Un verdadero laboratorio con un científico loco al mando, que de alguna forma, en tiempos donde ningún club ponía un peso en inferiores, se las rebuscó para llevar adelante un ambicioso proyecto. Consiguió medias, pelotas, ropa: las inferiores dejaron de llevar los descartes de otros años, y cada jugador pasó a tener su canastito, con sus toallas, sus vendas, sus implementos. Pero cada jugador se tenía que hacer responsable de lo suyo: porque la revolución no era solo de materiales, sino también de la mentalidad. Así, a medida que ganaba, la Tercera de Estudiantes dejaba de ser ese equipo simpaticón, se convertía a la escuadra que llegaba a todas las canchas impecable, que se agrandaba desde el vestuario, y que en la cancha aplastaba físicamente a los rivales tras tantas jornadas de doble turno. “Esas seis horas diarias de trabajo técnico, físico, de planteos técnicos, de lunes a viernes, se convertían en 30 horas semanales, 120 horas al mes. Sobre 11 meses de trabajo, son más de 1320 horas. Mis colegas seguían trabajando a lo sumo dos horas y media por día, dos o tres días por semana, trabajaban 10 horas semanales, 40 horas al mes como mucho. Yo decía: ‘Para que un colega me alcance, tienen que pasar más de tres años’”, relata Ignomiriello.

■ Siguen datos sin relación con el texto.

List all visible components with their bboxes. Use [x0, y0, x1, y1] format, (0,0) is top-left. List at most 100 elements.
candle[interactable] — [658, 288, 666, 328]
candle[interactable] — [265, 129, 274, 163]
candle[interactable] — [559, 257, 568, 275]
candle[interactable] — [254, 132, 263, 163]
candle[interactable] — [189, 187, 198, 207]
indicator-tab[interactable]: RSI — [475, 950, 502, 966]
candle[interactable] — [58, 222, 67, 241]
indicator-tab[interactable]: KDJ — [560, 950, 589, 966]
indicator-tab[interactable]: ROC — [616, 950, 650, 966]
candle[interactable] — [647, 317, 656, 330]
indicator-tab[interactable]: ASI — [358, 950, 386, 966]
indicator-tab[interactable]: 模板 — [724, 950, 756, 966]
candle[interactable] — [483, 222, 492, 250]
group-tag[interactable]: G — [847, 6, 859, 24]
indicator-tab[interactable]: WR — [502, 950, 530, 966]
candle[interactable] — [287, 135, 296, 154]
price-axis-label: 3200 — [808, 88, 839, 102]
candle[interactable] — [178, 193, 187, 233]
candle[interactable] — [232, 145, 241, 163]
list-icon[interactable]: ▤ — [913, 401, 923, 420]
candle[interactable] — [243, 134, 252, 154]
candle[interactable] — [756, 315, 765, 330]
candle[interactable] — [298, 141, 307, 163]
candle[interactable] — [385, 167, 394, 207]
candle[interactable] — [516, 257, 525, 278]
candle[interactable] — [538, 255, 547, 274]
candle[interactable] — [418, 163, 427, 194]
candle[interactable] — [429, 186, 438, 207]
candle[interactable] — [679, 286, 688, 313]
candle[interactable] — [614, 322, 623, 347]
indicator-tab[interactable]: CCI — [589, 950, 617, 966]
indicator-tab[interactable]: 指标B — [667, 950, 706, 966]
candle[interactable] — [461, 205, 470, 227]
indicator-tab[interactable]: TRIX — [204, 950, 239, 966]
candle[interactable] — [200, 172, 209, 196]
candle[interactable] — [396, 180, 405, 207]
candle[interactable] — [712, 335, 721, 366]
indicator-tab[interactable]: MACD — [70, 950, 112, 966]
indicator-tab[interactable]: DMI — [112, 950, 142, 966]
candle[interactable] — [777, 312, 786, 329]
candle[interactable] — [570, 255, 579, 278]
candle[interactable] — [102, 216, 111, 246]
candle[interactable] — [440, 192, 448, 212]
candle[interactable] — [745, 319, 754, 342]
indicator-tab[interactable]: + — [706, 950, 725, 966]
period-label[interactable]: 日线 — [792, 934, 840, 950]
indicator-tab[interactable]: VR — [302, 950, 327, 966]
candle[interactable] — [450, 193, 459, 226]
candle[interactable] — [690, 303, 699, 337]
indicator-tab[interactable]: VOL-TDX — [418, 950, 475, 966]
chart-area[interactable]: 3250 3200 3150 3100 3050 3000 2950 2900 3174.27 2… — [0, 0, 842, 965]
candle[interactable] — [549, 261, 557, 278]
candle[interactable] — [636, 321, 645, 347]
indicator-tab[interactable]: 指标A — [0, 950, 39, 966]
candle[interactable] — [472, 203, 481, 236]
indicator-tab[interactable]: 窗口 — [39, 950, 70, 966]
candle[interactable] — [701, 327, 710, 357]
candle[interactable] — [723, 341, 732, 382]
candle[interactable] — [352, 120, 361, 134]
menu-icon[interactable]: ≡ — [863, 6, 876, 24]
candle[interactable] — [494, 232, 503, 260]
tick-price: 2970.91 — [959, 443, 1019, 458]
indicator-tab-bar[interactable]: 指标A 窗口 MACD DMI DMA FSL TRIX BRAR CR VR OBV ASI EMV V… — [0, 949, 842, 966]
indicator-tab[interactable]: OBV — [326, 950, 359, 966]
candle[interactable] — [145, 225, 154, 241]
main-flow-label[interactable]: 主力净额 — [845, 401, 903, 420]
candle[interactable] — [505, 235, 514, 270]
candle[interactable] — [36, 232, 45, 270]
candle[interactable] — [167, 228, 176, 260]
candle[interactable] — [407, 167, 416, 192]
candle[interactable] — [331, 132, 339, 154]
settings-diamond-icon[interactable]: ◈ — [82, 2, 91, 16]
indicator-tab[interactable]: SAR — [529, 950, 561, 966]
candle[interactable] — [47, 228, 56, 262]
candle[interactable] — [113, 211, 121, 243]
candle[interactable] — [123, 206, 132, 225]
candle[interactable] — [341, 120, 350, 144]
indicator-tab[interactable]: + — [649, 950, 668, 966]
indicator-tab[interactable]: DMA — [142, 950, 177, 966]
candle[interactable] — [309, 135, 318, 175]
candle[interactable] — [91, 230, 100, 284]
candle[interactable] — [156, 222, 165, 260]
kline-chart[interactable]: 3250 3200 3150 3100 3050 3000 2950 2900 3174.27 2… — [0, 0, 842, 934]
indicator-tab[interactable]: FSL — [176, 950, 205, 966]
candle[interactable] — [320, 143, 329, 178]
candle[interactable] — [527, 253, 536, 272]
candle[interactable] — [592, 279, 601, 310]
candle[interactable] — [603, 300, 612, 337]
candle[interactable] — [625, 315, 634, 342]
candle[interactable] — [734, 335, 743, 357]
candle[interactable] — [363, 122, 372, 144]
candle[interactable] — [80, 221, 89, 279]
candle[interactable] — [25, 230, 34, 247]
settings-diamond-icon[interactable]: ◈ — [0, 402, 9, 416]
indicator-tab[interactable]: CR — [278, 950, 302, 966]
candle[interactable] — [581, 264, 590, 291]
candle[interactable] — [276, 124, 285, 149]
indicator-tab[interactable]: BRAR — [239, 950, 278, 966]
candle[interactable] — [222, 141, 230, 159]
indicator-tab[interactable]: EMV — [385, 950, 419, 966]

Aquel Madero desencantado comenzó a recuperar la ilusión espiando a esa Tercera de Miguel. “Muchas veces me ponía en el túnel, con un buzo, para ver cómo jugaba la Tercera. Y me daba cuenta de que había algo muy bien hecho… Todo el movimiento del equipo, las actitudes que tenían, me gustaba mucho. Eran limpios, eran buenos. Tenía cualidades que me gustaban: al menos eso tenía proyección. Y evidentemente no era que yo tenía la bola de adivinar: cuando las cosas se hacen bien se notan”, recordaba el campeón del mundo. Comprometido con el crecimiento de aquellas bases, alguna vez, contaba, le prestó el auto a Don Miguel para ir a Chascomús, donde concentraban: como desde el club no había demasiado dinero para destinar a esas concentraciones, inéditas para un equipo de juveniles, varias veces se viajaba en autos particulares.
Madero era uno de tantos seguidores de la Tercera del 64, que ya comenzaba a congregar multitudes a las 11 de la mañana: ganaba y goleaba, y despertaba incluso más interés que la Primera de Carlos Aldabe que terminaría aquel año 14° de 16 equipos. La Tercera, en tanto (para muchos la verdadera Tercera que Mata, con Verón, Poletti, Flores y Pachamé, que subirían a Primera en 1965), sería subcampeona, perdiendo solo 5 partidos de 30. Quedó en la puerta del título tras perder un partido todavía hoy discutido frente a Rosario Central, pero la semilla de la mística estaba plantada, como dice hoy “Bambi” Flores, y como ya sabía por entonces Don Miguel: en mayo de 1965, le decía a El Día que “en 1968 Estudiantes tendrá un plantel hecho todo en el club”. Ese plantel sería campeón del mundo.